Brandon Howe – Drummer/main songwriter
Josh Kappel – Guitar
Roy Hayes – Bass
Mike Morgan – Guitar
Engineered and mixed by Carl Byers at Clandestine Arts Recording
Mastered by Damian Herring at Subterranean Watchtower Studios
1. Without Honor and Humanity
2. Bless the Giver of Oblivion
3. All Innocence Burns Here
4. They Delight in Extinction
5. Black Hole of Calcutta
6. Isolated Dumping Grounds
7. This is He Who Kills
8. The Inhabitable Dark
After impressing with their 2018 demo, Sermon to the Snake, Obscene make their LP debut with a renewed sense of ruthless aggression in The Inhabitable Dark. They entered Earth Analog Studios in Tolono, IL in summer of 2018 to lay down 8 tracks of death metal fury.
Not adhering to any sort of ‘caveman’ or ‘cavernous’ trend in the current climate, this album hearkens back to early Florida and Dutch death metal scene as well as nods to the U.K., Scandinavia and New York; touches of vicious thrash and riff-oriented traditional heavy metal to go along with an unhinged acidic vocal style.
The artwork provided by cult artist and legendary great Mark Riddick is one of his best works. Come with Obscene down in The Inhabitable Dark!
Despite being a tourist in the weird and wonderful land of death metal, one of my less well-explored subgenres, I still thoroughly enjoyed listening to this album. After accidentally leaving my audio on full, I was pleasantly deafened by heavy riffs and double kick pedals which could strip the paint of an innocent Volvo from several hundred feet away. This band doesn’t beat (or shred, if you will) around the bush. Though I have to say I am undecided about the singer’s vocals, the pitch being a few octaves higher than expected. The most I can say is that it’s refreshingly androgynous, and lends itself well enough to the overall vibe of the tracks.

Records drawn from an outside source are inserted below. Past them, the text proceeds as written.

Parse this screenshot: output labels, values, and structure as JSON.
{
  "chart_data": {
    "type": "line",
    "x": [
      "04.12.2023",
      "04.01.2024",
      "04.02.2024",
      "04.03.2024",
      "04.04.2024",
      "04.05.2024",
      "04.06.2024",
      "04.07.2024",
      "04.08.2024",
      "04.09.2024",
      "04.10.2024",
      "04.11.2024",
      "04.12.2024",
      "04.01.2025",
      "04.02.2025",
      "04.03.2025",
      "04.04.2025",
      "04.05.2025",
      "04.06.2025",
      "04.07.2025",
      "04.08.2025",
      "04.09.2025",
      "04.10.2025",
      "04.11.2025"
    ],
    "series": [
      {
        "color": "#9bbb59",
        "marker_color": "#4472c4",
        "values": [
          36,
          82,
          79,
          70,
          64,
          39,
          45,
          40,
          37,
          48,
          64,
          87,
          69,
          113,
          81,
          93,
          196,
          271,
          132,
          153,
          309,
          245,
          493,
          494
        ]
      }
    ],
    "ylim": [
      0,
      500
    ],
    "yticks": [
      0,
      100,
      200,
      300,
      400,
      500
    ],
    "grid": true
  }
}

It was a cohesive listening experience. Death metal done poorly can sound like a bunch of angry, yet lethargic bees stuck inside a refrigerator. I’m pleased to report this couldn’t be more from the truth with Obscene. Their songs are sleek and purposeful, and, dare I say it, catchy? Or at least as catchy as death metal can be, of course. Black Hole of Calcutta has a particularly delicious riff throughout.
Overall a solid album which captured my interest. Maybe it’s time I got seriously into death metal.